Correlation matrix comparing plasma and tissue lipid parameters with liver proteins from both CTRL and GCE groups. Correlations between different parameters are shown as heatmap, ranging from +1.0 (blue) to −1.0 (red) (PP, post-prandial; AT, adipose tissue; and SM, skeletal muscle).

Figure 6

Effect of HCA or the lactone form of HCA (HCA-lactone) on LSR and ACL protein levels in Hepa1-6 cells. Hepa1-6 cells at 80–90% confluency were incubated with the indicated concentrations of (A) HCA or (B) HCA-lactone for 18 h at 37 °C, followed by cell lysis to extract total proteins.
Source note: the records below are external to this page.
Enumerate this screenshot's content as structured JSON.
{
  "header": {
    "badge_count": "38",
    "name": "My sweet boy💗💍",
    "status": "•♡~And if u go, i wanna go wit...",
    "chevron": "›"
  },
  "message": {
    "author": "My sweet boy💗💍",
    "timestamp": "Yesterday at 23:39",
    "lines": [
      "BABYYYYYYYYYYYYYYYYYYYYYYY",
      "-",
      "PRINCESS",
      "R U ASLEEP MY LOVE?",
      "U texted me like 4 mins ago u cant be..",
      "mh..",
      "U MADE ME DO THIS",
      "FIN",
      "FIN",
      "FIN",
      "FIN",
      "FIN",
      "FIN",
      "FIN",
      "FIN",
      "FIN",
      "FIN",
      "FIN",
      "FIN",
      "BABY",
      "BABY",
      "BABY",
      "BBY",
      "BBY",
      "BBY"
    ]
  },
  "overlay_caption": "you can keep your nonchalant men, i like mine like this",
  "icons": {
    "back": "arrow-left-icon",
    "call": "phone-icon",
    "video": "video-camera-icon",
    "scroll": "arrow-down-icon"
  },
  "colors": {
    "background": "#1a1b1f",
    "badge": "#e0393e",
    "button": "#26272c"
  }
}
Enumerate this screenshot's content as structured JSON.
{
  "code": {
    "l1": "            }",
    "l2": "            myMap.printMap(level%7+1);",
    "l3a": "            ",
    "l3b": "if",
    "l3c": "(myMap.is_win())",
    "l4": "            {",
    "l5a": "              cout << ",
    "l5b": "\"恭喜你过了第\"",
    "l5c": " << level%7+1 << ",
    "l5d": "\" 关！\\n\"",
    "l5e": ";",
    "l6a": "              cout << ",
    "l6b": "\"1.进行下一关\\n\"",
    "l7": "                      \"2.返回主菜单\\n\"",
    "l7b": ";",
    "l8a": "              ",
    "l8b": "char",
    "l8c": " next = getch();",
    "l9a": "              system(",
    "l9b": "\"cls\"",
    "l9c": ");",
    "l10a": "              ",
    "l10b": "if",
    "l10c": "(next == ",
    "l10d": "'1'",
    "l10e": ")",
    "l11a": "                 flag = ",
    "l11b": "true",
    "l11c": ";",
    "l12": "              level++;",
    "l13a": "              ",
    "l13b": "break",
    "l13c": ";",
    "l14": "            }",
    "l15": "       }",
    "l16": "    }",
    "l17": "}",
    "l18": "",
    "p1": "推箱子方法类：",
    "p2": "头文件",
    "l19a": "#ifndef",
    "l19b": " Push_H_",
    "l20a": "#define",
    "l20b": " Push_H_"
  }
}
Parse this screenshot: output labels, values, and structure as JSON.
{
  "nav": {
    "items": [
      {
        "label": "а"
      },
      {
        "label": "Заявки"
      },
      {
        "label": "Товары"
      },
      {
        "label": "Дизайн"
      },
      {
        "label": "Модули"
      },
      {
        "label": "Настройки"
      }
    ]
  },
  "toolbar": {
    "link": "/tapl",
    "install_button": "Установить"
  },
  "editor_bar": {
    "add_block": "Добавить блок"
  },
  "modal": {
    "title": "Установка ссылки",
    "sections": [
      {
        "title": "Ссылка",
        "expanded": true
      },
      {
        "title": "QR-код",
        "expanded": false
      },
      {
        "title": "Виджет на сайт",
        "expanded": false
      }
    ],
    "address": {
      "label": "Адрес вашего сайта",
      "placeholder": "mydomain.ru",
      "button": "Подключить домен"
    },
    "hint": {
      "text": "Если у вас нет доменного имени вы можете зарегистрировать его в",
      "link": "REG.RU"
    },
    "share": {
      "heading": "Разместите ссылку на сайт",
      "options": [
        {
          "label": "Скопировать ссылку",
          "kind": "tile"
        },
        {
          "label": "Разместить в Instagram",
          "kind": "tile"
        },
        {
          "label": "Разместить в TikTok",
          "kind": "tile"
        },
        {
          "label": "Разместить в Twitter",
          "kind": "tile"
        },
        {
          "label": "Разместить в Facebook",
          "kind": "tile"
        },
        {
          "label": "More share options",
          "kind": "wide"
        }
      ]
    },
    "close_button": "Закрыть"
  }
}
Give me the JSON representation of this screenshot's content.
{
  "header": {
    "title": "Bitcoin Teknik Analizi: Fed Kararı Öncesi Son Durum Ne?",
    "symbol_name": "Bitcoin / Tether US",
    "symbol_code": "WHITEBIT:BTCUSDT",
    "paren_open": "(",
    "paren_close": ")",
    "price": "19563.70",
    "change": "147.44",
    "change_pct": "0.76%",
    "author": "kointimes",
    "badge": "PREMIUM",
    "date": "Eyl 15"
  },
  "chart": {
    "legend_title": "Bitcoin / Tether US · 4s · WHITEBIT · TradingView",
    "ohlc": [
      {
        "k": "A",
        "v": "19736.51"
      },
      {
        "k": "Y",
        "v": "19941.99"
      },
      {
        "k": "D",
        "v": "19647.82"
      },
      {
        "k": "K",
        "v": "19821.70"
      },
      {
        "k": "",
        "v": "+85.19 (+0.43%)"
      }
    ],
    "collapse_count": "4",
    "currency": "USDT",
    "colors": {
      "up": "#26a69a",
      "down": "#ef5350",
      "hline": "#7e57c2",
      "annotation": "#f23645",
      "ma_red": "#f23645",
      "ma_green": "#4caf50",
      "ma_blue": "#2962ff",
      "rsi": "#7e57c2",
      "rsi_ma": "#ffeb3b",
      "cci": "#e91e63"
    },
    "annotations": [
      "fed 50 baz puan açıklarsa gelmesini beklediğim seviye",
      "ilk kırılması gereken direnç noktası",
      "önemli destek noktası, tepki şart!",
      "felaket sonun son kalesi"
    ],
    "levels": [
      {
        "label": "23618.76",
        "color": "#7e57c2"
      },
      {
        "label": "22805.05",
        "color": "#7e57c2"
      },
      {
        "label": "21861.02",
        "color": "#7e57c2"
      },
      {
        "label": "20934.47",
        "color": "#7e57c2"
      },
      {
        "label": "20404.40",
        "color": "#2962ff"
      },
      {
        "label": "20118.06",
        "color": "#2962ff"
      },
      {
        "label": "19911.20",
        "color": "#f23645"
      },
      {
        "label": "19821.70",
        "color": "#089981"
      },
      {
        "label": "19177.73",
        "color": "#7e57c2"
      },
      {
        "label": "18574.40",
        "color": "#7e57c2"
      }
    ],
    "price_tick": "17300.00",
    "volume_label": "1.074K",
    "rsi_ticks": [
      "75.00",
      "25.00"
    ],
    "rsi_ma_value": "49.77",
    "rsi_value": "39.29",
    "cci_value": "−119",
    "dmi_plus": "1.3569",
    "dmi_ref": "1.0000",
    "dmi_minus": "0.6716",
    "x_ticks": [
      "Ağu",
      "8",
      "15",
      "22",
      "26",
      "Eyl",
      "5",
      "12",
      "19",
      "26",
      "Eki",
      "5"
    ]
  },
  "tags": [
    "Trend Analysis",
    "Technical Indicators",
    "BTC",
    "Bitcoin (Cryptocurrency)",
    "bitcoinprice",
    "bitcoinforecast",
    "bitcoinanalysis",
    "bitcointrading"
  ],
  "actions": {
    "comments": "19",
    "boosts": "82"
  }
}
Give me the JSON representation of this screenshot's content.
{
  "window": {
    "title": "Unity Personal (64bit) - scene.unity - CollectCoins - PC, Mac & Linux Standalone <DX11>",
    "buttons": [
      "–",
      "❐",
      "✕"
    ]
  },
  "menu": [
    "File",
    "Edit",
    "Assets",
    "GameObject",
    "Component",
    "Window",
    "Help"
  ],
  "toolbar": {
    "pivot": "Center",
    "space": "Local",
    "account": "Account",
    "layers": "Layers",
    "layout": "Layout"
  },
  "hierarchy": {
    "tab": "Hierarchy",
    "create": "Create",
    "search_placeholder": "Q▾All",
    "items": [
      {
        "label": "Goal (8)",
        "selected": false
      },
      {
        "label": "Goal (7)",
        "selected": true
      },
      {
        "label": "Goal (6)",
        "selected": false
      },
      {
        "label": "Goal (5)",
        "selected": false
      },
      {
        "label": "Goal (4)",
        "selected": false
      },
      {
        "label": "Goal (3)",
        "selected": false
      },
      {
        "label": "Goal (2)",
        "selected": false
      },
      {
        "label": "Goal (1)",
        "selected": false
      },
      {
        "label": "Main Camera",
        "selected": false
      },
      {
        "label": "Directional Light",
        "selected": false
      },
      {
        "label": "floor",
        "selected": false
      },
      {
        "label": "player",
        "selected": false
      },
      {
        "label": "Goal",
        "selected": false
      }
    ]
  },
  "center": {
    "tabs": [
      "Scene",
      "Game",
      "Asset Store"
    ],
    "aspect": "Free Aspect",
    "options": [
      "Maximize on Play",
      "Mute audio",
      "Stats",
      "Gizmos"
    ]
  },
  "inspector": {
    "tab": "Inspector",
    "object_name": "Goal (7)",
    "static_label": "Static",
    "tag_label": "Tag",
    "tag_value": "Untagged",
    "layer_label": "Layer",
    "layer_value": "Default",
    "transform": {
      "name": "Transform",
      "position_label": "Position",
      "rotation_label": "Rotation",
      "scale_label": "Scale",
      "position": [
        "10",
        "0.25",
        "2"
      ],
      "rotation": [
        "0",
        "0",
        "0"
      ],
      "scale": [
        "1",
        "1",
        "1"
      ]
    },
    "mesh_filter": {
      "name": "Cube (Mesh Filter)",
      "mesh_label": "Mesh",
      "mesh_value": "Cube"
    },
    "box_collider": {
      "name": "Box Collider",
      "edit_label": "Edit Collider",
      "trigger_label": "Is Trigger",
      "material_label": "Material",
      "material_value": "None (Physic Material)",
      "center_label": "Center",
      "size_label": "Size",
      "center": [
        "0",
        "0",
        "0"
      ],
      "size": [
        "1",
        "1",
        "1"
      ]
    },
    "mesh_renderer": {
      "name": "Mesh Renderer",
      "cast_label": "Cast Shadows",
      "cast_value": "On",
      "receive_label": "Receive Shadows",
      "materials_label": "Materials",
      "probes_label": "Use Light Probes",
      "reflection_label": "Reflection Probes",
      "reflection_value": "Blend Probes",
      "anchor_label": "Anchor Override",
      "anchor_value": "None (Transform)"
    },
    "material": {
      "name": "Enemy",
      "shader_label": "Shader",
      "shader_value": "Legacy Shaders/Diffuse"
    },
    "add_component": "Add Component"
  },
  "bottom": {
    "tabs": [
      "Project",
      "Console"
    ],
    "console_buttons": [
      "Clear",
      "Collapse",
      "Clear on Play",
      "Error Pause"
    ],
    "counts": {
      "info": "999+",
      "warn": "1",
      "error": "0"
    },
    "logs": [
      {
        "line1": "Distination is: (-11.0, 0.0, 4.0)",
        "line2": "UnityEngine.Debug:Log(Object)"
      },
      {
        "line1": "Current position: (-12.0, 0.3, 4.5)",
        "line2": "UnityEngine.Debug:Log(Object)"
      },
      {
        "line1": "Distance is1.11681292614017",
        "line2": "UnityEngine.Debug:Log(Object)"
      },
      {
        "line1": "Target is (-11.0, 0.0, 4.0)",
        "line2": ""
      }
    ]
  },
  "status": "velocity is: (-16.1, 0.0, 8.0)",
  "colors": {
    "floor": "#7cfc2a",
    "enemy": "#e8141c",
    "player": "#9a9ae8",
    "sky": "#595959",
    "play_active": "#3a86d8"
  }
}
Immunoblots were performed on the cell protein extracts to detect LSR or ACL, as described in Methods and Materials. Densitometric analyses were performed using β-tubulin as the loading control. Results are shown as means ± SEM (n = 3). Statistical analyses were performed using Student’s t-test; p values are shown in the figure.